In 1992, the average U.S. corn yield was 131.5 bushels per acre. By 2016, that number had shot up to an impressive 174.6 bushels per acre.
It is only natural that the companies that led the “biotech” revolution—big names such as Monsanto and Pioneer—would want to take much of the credit for the steep rise in annual corn yields.
However, such accolades may be somewhat misdirected. That’s because as combines roll for the harvest of 2017, it will mark an important anniversary on the timeline of modern agriculture.
The Roots Of Ag Data. This year is the silver anniversary of the first commercial combine yield monitor hitting the market. For all intents and purposes, that technology’s introduction marked the beginning of “precision agriculture.”
It would seem only logical that a fair share of the gains in U.S. row-crop production during the past 25 years should be credited to the “evolution” of precision agriculture, not just the big boys of biotech. Clearly, the yield monitor drove precision’s evolution, and the man behind precision’s evolutionary wheel was a quiet and unassuming but driven engineer named Al Myers.
One could easily dub Myers as the Steve Jobs of precision agriculture. They certainly don’t act or dress alike as Myers prefers to work behind the scenes in his signature powder blue button-down work shirt. Contrast that to Jobs’ iconic all-black turtleneck that would show up onstage at big product reveals. But the two share some similarities.
Both started their technology companies in their own garages. They both exhibited extreme passion for their vocations. They both experienced rough starts out of the gate.
Jobs only sold about 175 Apple I computers in his first 10 months of business, and in 1992, Myers sold only 10 yield monitors that harvest season.
By the end of 1995, yield monitor sales had grown from 10 to more than 1,500. And as they say, the rest is history.
From Novel To Necessary. Today, yield monitors have become standard equipment on nearly every combine that rolls out of a factory, and many monitors run on technology still manufactured by Myers’ company, Ag Leader.
Twenty-five years ago, the yield monitor was a game-changer for farmers. It still is. It is one of the most powerful tools a producer probably has at his or her disposal. Why? Because the information it collects is the final report card on all the management decisions made throughout the course of a growing season. It can help decide the little things, such as the varieties to plant next year, or it can serve as the backstop for today’s Big Data analytics.
Although many of the early adopters of Myers’ invention have leveraged the technology and information to the nth degree, multitudes of mainstream producers have adopted it, but they fail to fully use it to their benefit. To use an Apple analogy, it’s like buying an iPhone just to use it as a phone. Who does that?

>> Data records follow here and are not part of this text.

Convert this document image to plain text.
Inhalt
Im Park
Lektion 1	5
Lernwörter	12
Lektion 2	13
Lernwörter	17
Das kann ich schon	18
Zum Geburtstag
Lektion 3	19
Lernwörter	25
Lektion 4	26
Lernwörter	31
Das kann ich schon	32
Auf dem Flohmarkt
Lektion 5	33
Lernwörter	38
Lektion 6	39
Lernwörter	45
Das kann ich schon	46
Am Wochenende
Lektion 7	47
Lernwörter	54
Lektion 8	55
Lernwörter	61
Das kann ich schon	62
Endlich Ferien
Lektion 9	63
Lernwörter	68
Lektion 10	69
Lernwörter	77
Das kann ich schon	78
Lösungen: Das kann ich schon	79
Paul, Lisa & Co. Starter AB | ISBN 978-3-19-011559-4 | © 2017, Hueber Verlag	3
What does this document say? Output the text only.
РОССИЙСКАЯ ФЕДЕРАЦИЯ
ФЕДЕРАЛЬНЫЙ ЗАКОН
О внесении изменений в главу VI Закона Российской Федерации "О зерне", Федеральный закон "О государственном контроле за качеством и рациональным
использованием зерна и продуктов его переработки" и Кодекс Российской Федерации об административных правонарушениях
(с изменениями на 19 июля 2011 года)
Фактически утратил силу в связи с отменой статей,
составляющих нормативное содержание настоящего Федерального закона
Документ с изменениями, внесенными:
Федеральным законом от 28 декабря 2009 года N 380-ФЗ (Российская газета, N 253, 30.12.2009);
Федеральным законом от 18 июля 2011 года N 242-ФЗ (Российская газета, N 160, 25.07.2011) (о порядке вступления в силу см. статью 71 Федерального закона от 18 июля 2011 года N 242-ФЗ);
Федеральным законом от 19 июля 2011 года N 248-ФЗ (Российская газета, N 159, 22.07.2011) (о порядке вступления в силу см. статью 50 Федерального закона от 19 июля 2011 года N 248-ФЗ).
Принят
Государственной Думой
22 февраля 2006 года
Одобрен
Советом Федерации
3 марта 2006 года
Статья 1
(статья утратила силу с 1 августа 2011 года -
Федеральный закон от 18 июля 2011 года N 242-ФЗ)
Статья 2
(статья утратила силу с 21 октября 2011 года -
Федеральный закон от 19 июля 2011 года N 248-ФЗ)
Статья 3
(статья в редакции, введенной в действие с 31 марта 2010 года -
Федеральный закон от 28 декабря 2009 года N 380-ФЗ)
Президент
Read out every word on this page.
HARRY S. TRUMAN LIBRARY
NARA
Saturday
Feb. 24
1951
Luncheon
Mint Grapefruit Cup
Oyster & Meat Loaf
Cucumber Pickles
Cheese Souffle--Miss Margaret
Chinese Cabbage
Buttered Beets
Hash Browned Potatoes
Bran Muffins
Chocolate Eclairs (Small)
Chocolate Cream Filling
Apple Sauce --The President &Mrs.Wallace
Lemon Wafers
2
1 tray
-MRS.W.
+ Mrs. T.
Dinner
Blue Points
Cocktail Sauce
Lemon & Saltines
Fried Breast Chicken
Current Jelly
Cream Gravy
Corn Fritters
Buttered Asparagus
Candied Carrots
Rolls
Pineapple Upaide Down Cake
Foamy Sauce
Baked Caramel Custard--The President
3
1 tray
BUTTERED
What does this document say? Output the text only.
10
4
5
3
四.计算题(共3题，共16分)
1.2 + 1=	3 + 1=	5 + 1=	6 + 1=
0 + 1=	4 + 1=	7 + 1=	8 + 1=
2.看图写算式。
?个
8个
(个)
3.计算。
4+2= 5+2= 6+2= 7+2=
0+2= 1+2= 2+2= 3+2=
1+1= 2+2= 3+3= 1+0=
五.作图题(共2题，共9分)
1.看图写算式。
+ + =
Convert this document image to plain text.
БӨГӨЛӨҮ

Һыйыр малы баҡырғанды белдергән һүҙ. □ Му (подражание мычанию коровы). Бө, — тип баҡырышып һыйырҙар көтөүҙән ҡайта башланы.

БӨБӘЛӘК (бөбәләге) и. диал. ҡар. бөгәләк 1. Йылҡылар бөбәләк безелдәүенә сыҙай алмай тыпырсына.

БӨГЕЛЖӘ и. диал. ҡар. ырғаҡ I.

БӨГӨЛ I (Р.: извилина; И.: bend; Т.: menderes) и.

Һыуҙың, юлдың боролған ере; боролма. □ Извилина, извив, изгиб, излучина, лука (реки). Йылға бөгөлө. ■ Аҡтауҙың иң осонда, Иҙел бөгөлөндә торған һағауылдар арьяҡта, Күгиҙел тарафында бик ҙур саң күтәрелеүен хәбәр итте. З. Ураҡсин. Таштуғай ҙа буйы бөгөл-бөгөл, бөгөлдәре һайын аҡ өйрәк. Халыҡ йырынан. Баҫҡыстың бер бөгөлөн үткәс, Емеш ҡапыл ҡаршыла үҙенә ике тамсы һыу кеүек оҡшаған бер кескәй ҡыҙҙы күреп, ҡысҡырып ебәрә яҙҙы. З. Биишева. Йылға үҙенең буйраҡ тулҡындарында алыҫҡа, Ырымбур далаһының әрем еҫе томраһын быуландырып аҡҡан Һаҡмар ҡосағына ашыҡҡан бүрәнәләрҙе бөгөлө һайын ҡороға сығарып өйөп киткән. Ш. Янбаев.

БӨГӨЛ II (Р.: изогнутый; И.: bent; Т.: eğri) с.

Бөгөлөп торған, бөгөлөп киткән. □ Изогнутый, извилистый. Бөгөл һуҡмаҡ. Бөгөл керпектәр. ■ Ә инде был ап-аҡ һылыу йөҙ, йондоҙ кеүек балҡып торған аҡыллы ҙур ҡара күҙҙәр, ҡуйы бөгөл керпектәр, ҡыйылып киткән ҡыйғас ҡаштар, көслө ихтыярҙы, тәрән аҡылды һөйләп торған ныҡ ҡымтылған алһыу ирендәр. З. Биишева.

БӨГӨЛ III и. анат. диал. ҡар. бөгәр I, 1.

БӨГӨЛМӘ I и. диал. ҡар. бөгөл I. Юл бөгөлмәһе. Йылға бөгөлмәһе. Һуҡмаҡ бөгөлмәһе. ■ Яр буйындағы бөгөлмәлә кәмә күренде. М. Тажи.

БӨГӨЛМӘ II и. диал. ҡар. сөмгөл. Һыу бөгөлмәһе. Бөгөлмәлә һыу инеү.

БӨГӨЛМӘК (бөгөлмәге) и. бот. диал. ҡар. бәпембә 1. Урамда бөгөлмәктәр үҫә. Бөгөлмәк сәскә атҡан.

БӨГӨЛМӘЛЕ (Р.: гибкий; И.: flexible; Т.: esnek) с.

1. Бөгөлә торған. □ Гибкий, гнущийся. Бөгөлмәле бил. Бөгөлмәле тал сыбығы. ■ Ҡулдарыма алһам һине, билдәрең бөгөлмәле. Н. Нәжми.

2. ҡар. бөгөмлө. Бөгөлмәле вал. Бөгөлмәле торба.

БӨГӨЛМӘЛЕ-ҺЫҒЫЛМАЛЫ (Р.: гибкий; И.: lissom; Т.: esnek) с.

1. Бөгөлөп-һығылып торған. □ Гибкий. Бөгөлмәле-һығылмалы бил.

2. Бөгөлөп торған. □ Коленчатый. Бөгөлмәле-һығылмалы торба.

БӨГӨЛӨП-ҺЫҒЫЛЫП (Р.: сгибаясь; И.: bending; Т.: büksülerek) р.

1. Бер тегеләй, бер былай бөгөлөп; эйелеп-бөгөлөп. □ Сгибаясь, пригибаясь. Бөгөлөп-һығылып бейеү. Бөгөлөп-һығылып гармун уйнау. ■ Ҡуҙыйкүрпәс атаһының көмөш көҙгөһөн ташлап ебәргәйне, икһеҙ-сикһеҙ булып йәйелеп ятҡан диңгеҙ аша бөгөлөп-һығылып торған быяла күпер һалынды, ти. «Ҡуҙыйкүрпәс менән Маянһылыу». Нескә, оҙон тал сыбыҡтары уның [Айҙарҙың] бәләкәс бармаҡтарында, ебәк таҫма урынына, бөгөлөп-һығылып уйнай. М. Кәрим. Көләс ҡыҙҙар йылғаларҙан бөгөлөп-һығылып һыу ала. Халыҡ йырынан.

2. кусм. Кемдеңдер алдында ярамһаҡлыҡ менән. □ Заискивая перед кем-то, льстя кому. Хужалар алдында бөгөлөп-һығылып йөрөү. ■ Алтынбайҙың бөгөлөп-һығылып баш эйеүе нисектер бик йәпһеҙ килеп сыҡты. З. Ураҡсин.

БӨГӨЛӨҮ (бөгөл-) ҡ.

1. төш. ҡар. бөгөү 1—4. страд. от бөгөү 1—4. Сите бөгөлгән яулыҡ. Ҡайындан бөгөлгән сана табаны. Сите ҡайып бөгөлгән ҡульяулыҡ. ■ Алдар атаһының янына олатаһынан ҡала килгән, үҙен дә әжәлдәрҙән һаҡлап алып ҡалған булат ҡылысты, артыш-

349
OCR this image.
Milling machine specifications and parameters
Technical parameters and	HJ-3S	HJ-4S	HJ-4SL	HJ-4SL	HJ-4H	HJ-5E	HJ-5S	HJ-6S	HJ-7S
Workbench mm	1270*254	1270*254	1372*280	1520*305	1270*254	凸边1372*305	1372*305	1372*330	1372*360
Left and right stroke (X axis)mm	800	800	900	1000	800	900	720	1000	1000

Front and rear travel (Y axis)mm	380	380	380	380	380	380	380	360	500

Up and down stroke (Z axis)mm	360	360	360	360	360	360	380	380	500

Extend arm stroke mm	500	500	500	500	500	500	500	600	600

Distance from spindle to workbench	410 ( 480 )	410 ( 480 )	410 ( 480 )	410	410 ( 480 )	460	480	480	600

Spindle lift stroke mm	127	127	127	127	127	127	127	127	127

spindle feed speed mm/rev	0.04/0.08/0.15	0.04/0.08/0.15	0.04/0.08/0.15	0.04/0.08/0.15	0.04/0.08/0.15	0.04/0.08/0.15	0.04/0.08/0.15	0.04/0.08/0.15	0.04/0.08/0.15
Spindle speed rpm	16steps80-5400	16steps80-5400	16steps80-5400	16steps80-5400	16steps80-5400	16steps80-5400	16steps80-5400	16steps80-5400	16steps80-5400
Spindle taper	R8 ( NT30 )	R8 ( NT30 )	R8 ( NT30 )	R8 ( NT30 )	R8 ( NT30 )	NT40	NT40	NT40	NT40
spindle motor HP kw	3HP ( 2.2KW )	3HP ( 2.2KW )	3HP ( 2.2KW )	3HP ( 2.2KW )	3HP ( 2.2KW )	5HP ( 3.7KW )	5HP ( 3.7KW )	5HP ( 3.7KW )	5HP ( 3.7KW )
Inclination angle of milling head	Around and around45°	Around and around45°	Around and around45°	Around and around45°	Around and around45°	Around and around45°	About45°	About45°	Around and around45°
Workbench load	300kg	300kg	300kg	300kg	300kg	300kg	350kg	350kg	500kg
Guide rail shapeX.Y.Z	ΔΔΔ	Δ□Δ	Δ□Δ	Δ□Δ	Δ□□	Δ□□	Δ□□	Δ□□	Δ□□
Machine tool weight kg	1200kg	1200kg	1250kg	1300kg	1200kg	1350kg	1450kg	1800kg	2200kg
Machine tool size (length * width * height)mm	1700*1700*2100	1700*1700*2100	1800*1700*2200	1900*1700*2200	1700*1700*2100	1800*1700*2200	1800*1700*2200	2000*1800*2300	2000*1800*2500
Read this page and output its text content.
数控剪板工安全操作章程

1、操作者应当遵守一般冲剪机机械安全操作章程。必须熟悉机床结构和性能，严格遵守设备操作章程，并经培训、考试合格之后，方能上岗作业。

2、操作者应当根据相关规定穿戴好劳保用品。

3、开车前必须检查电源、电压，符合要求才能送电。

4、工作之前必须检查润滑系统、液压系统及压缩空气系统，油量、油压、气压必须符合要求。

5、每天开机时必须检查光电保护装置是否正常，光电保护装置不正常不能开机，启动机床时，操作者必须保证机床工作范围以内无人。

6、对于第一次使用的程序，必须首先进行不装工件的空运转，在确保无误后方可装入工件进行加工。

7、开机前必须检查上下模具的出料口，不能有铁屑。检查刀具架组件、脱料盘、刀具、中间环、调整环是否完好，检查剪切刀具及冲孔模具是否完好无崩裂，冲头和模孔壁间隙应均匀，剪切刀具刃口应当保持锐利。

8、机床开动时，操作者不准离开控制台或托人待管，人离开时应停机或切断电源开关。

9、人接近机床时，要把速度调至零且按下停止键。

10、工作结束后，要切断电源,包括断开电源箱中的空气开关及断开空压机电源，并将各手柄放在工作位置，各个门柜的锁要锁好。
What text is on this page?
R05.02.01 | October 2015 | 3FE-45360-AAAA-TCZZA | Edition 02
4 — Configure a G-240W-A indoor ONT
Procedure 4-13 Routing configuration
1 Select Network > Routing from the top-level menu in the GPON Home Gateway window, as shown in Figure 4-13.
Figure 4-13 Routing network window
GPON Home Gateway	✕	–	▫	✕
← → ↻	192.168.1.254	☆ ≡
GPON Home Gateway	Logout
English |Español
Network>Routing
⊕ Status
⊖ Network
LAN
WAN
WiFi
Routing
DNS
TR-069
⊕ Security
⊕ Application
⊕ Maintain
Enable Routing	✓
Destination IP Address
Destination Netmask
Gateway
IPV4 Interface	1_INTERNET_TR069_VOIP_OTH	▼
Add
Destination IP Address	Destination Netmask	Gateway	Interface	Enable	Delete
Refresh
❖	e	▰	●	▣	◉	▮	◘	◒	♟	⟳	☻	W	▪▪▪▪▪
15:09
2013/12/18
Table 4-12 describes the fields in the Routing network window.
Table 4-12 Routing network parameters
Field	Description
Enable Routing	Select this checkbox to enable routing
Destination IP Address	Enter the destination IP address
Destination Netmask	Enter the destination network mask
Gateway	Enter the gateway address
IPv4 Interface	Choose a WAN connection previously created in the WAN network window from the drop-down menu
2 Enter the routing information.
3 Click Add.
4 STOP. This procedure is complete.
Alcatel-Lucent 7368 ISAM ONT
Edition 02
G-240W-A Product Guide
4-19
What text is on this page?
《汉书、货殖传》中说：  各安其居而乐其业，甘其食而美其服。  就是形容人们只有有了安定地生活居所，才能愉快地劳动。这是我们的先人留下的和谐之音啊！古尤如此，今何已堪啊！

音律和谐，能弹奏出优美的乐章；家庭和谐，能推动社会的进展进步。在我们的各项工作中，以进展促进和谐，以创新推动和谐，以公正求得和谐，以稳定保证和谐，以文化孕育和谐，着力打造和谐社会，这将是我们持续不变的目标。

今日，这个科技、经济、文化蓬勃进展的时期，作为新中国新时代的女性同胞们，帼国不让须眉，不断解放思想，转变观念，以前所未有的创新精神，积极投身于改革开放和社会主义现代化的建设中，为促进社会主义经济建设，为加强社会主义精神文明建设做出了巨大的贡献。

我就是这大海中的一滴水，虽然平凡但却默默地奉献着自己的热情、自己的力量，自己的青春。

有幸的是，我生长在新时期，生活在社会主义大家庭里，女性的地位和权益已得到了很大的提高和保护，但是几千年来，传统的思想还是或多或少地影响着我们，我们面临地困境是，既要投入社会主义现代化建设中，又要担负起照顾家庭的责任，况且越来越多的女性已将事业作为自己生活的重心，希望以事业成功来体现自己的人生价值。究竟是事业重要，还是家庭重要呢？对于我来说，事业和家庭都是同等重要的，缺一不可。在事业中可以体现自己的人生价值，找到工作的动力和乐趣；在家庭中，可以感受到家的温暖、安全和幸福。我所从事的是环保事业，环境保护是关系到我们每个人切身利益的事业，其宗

Unfortunately, it is still all too common for growers to treat the yield monitor as sort of the “I Love Lucy Show”—they use it more for entertainment value during those long hours in the combine than they use it for serious production and business reflection post-harvest.
Maximize The Potential. So many promising precision technologies are on the market today, and the innovations coming down the pipe will make your head spin. However, none of them will likely work or be sustainable unless producers harvest good yield data. In precision ag, there are no shortcuts, and Myers’ invention 25 years ago is first base. You still have to step on first even when you hit a home run.
There Are No Do-Overs. When I talk to growers about why yield monitor data are so important, I refer to a book by Howard Buffett, son of billionaire Warren Buffett. For those of you who don’t know Howard, he happens to be a farmer, and he wrote a book titled 40 Chances. The 40 chances refer to the average number of harvests a farmer will experience in his or her lifetime. Each one is different. Each one is unique. You can’t recreate a single harvest, so that’s why capturing yield data every year on every field is so important. You don’t get a mulligan.
Every harvest yields lessons that help producers hone their skills over a lifetime. For this harvest, let’s tip our cap to Al Myers for developing the tool that helped sharpen those skills now for an entire generation—the precision generation.